There was heresy in this book, with its doctrine of a still unrevealed, but everlasting Gospel of the Holy Ghost. Until its appearance the genuine utterances of Joachim were not prescribed, consisting as they did of prophecies, for example, as to the life of that monster Frederick II., and of denunciations of the pride and worldliness of ecclesiastics. Thus they fell in with the enthusiasms of the “spiritual” Franciscans, who still lived in an ecstasy of love and anticipation;—in the coming time some of them were to be dubbed Fratricelli, and under that name be held as heretics.
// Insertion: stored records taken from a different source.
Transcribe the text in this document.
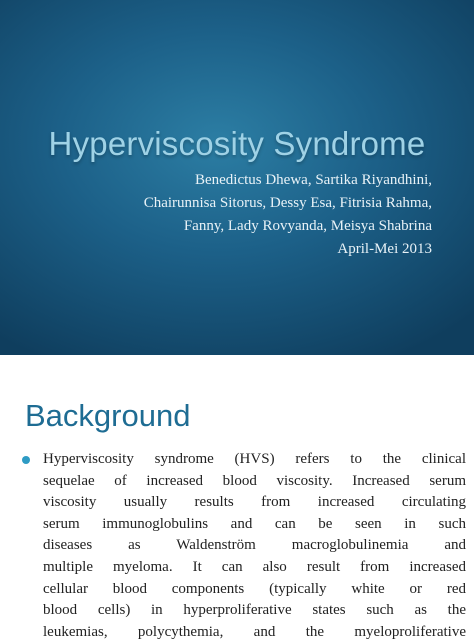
Hyperviscosity Syndrome
Benedictus Dhewa, Sartika Riyandhini,
Chairunnisa Sitorus, Dessy Esa, Fitrisia Rahma,
Fanny, Lady Rovyanda, Meisya Shabrina
April-Mei 2013
Background
Hyperviscosity syndrome (HVS) refers to the clinical
sequelae of increased blood viscosity. Increased serum
viscosity usually results from increased circulating
serum immunoglobulins and can be seen in such
diseases as Waldenström macroglobulinemia and
multiple myeloma. It can also result from increased
cellular blood components (typically white or red
blood cells) in hyperproliferative states such as the
leukemias, polycythemia, and the myeloproliferative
John of Parma was, of course, a “Joachite”; and “I was intimate with him,” says Salimbene, “from love and because I seemed to believe the writings of Abbot Joachim of the Order of the Flower.” John was likewise a friend (so strong a bond was the belief in the holy but over-prophetic Joachim) of Hugo of Montpellier, of whose manner and arguments we shall now let Salimbene speak.

“Once Hugo came from Pisa to Lucca, where the brothers had invited him to come and preach. He arrived at the hour for setting out for the cathedral service. And there the whole convent was assembled to accompany him and do him honour, and from desire to hear him too. And he wondered, seeing the brothers assembled outside of the convent door, and said: ‘Ah God! what are they going to do?’ The reply was, that they were there to do him honour, and to hear him. But he said: ‘I do not need such honour, for I am not pope. If they wish to hear, let them come after we have got there. I will go ahead with one companion, and I will not go with that band.’”
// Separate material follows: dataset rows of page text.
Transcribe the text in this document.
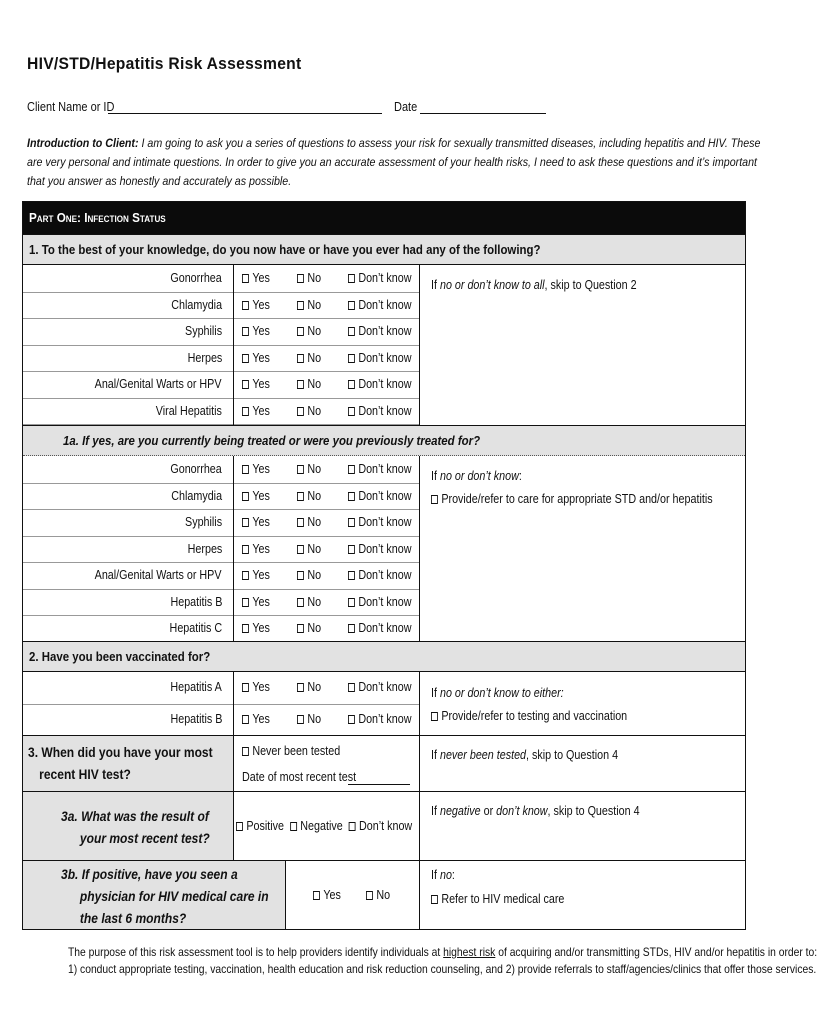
HIV/STD/Hepatitis Risk Assessment
Client Name or ID	Date
Introduction to Client: I am going to ask you a series of questions to assess your risk for sexually transmitted diseases, including hepatitis and HIV. These are very personal and intimate questions. In order to give you an accurate assessment of your health risks, I need to ask these questions and it’s important that you answer as honestly and accurately as possible.
Part One: Infection Status
1. To the best of your knowledge, do you now have or have you ever had any of the following?
Gonorrhea	Yes	No	Don’t know
Chlamydia	Yes	No	Don’t know
Syphilis	Yes	No	Don’t know
Herpes	Yes	No	Don’t know
Anal/Genital Warts or HPV	Yes	No	Don’t know
Viral Hepatitis	Yes	No	Don’t know
If no or don’t know to all, skip to Question 2
1a. If yes, are you currently being treated or were you previously treated for?
Gonorrhea	Yes	No	Don’t know
Chlamydia	Yes	No	Don’t know
Syphilis	Yes	No	Don’t know
Herpes	Yes	No	Don’t know
Anal/Genital Warts or HPV	Yes	No	Don’t know
Hepatitis B	Yes	No	Don’t know
Hepatitis C	Yes	No	Don’t know
If no or don’t know:
Provide/refer to care for appropriate STD and/or hepatitis
2. Have you been vaccinated for?
Hepatitis A	Yes	No	Don’t know
Hepatitis B	Yes	No	Don’t know
If no or don’t know to either:
Provide/refer to testing and vaccination
3. When did you have your most
recent HIV test?
Never been tested
Date of most recent test
If never been tested, skip to Question 4
3a. What was the result of
your most recent test?
Positive Negative Don’t know
If negative or don’t know, skip to Question 4
3b. If positive, have you seen a
physician for HIV medical care in
the last 6 months?
Yes	No
If no:
Refer to HIV medical care
The purpose of this risk assessment tool is to help providers identify individuals at highest risk of acquiring and/or transmitting STDs, HIV and/or hepatitis in order to:
1) conduct appropriate testing, vaccination, health education and risk reduction counseling, and 2) provide referrals to staff/agencies/clinics that offer those services.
Hugo was worshipped by his admirers, and hated by those whom he disagreed with or denounced. Aside from his disputations in defence of Joachim, a sample of which will be given shortly, one can see what hate must have sprung from such invective as Salimbene reports him once to have addressed to a consistory of cardinals at Lyons, where the Pope then held court. Here is the story, quite too harsh for the respectable editors of the Parma edition of the Chronaca:

“The cardinals inquired of Brother Hugo for news (rumores). So he reviled them, as asses, saying: ‘I have no news, but a plenitude of peace in my conscience and before my God, who surpasses sense and keeps my heart and mind in Christ Jesus my Lord. I know that ye seek after news, and wait idle the live-long day. For ye are Athenians and not disciples of Christ. Of whom Luke says in the Acts: For all the Athenians and the strangers which were there had time for nothing else but to tell or hear some new thing. The disciples of Christ were fishers and weak men according to the world, but they converted the whole earth because the hand of the Lord was with them. They set forth and preached everywhere, the Lord working with them. But ye are those who build up Zion in blood (i.e. consanguinity) and Jerusalem in iniquity. For you choose your little nephews and relations for the benefices and dignities of the Church, and you exalt and make rich your clan, and shut out men good and fit who would be useful to the Church, and you prebendate children in their cradles. As a certain mountebank well has said: If with an accusative you would go to the Curia, you’ll take nothing if you don’t start with the dative! And another says, the Roman Curia cares not for a sheep without wool.’”

And with such like, Hugo continues a considerable space.

“Hearing these things the cardinals were cut to the heart and gnashed their teeth at him. But they had not the hardihood to reply; for the fear of the Lord came over them and the hand of the Lord was with him. Yet they wondered that he spoke to them so boldly; and finally it seemed best to them to slip out and leave him, nor did they question him, saying, as the Athenians to Paul: ‘We will hear thee again of this matter.’”[644]

Hugo’s invective is outdone by Salimbene’s closing scorn.

And now (to return to Salimbene’s journey) here at Hyères in the year 1248 many notaries and judges, and physicians and other men of learning, were assembled to hear Brother Hugo speak of the Abbot Joachim’s doctrines, and expound Holy Scripture, and predict the future. “And I was there to hear him; for long before I had been instructed in these teachings.” But there came two Preaching friars, and abode at the Franciscan house, since the Dominicans had no convent at Hyères. One was Brother Peter of Apulia, a learned man and a great speaker. After dinner a brother asked him what he thought of Abbot Joachim. He answered: “I care as much for Joachim as for the fifth wheel of a coach.”